隣の席の女の子が、ぽかん、とした顔で言うのだから。
なんだか面白かった。


教師らが慰めながらそのクラスを降ろすと、結果まちの間に出し物。

学校で有志を募り、出ることになった人たちが舞台上で披露するのだ。


ベートーベンの運命を弾く女子生徒。
有名なフレーズに、体が沈む重苦しい低音。

その後に舞台に立ったのは、なぜか英語教諭。
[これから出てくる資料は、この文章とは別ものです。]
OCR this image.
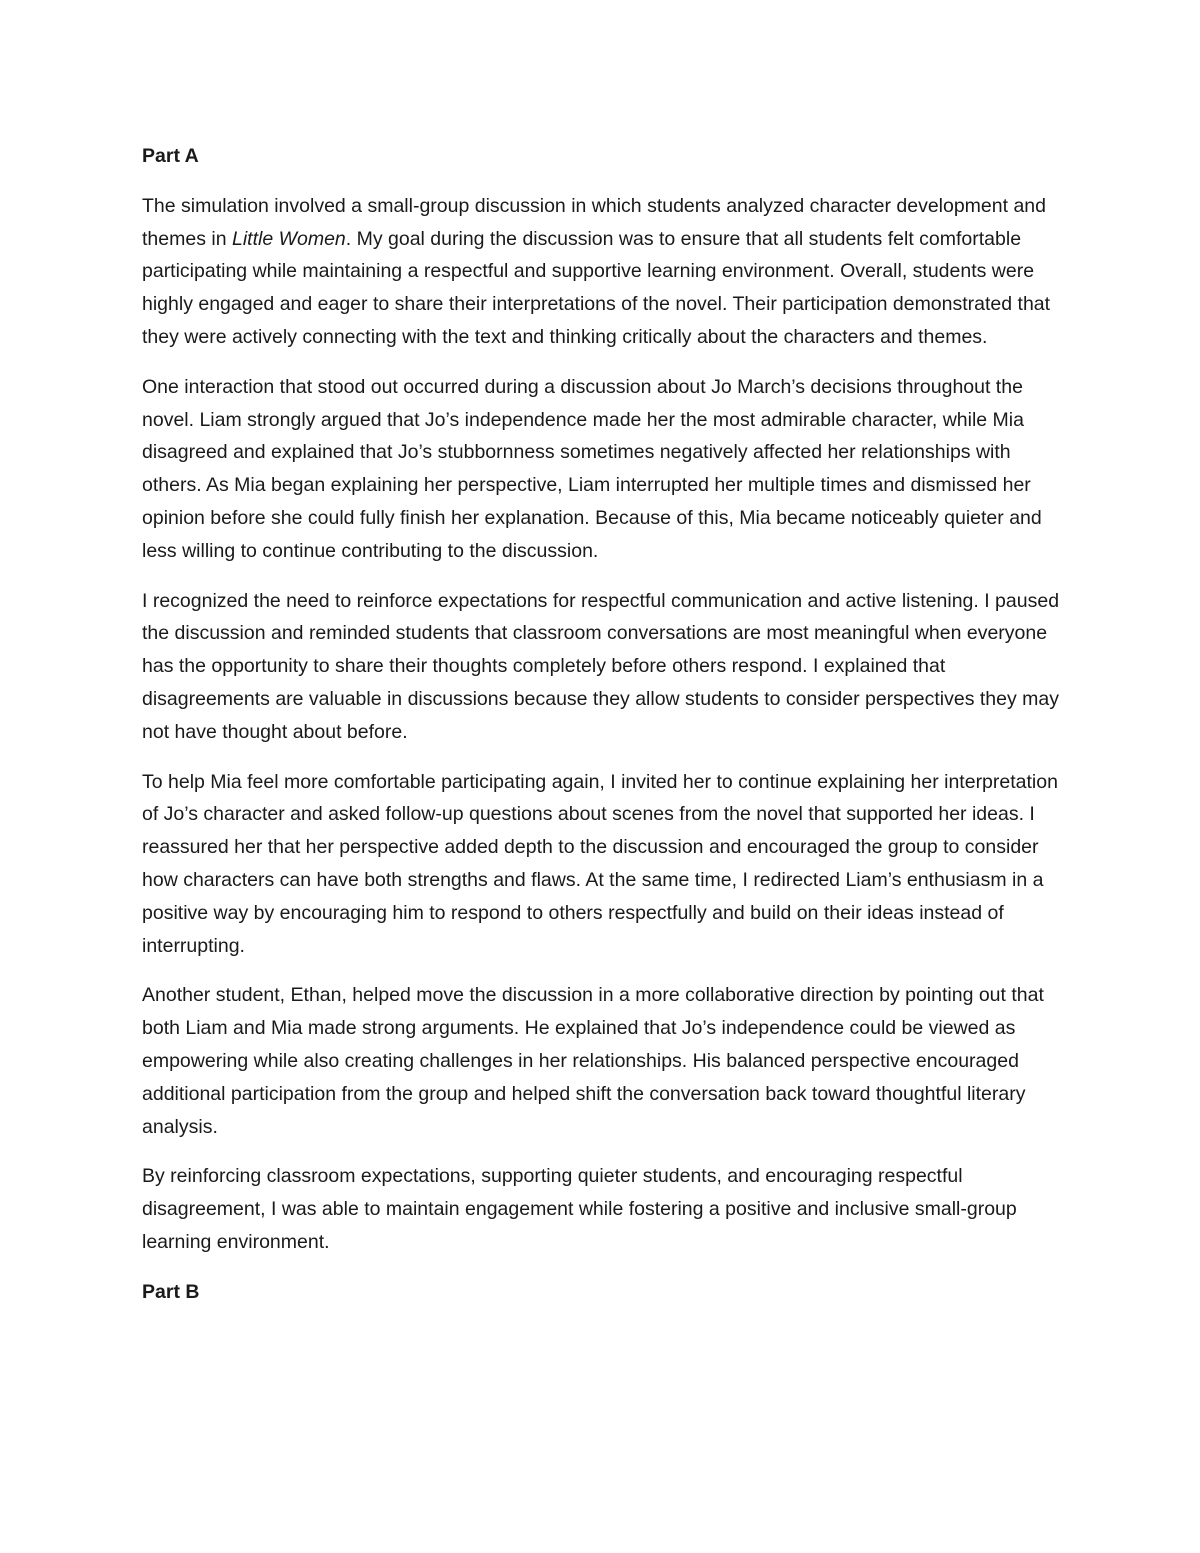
Part A
The simulation involved a small-group discussion in which students analyzed character development and themes in Little Women. My goal during the discussion was to ensure that all students felt comfortable participating while maintaining a respectful and supportive learning environment. Overall, students were highly engaged and eager to share their interpretations of the novel. Their participation demonstrated that they were actively connecting with the text and thinking critically about the characters and themes.
One interaction that stood out occurred during a discussion about Jo March’s decisions throughout the novel. Liam strongly argued that Jo’s independence made her the most admirable character, while Mia disagreed and explained that Jo’s stubbornness sometimes negatively affected her relationships with others. As Mia began explaining her perspective, Liam interrupted her multiple times and dismissed her opinion before she could fully finish her explanation. Because of this, Mia became noticeably quieter and less willing to continue contributing to the discussion.
I recognized the need to reinforce expectations for respectful communication and active listening. I paused the discussion and reminded students that classroom conversations are most meaningful when everyone has the opportunity to share their thoughts completely before others respond. I explained that disagreements are valuable in discussions because they allow students to consider perspectives they may not have thought about before.
To help Mia feel more comfortable participating again, I invited her to continue explaining her interpretation of Jo’s character and asked follow-up questions about scenes from the novel that supported her ideas. I reassured her that her perspective added depth to the discussion and encouraged the group to consider how characters can have both strengths and flaws. At the same time, I redirected Liam’s enthusiasm in a positive way by encouraging him to respond to others respectfully and build on their ideas instead of interrupting.
Another student, Ethan, helped move the discussion in a more collaborative direction by pointing out that both Liam and Mia made strong arguments. He explained that Jo’s independence could be viewed as empowering while also creating challenges in her relationships. His balanced perspective encouraged additional participation from the group and helped shift the conversation back toward thoughtful literary analysis.
By reinforcing classroom expectations, supporting quieter students, and encouraging respectful disagreement, I was able to maintain engagement while fostering a positive and inclusive small-group learning environment.
Part B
マイクを持って歌い出した。

THE BEATLESのRoll Over Beethoven。
タイトルの通り“ベートーベンをぶっ飛ばせ”だ!

私はサビのところで、口元を抑え笑いをこらえた。

「シランさんこれ知ってるの?…先生むっちゃ音痴だけど」

変に声が高い声に、笑いながら隣の席の彼女が言う。

「うん、ビートルズの曲で、ベートーベンをぶっ飛ばせってやつ」

ベートーベンの曲の後にこれはないよね、と歌声を邪魔しない程度に喋る。

「先生何張り合ってんのかねぇ!」

アカペラで歌う先生は、体を揺らしてノリノリだ。

英語教諭だけあって、発音は滑らか。
だが音がなんとも言えない鳴き声だ。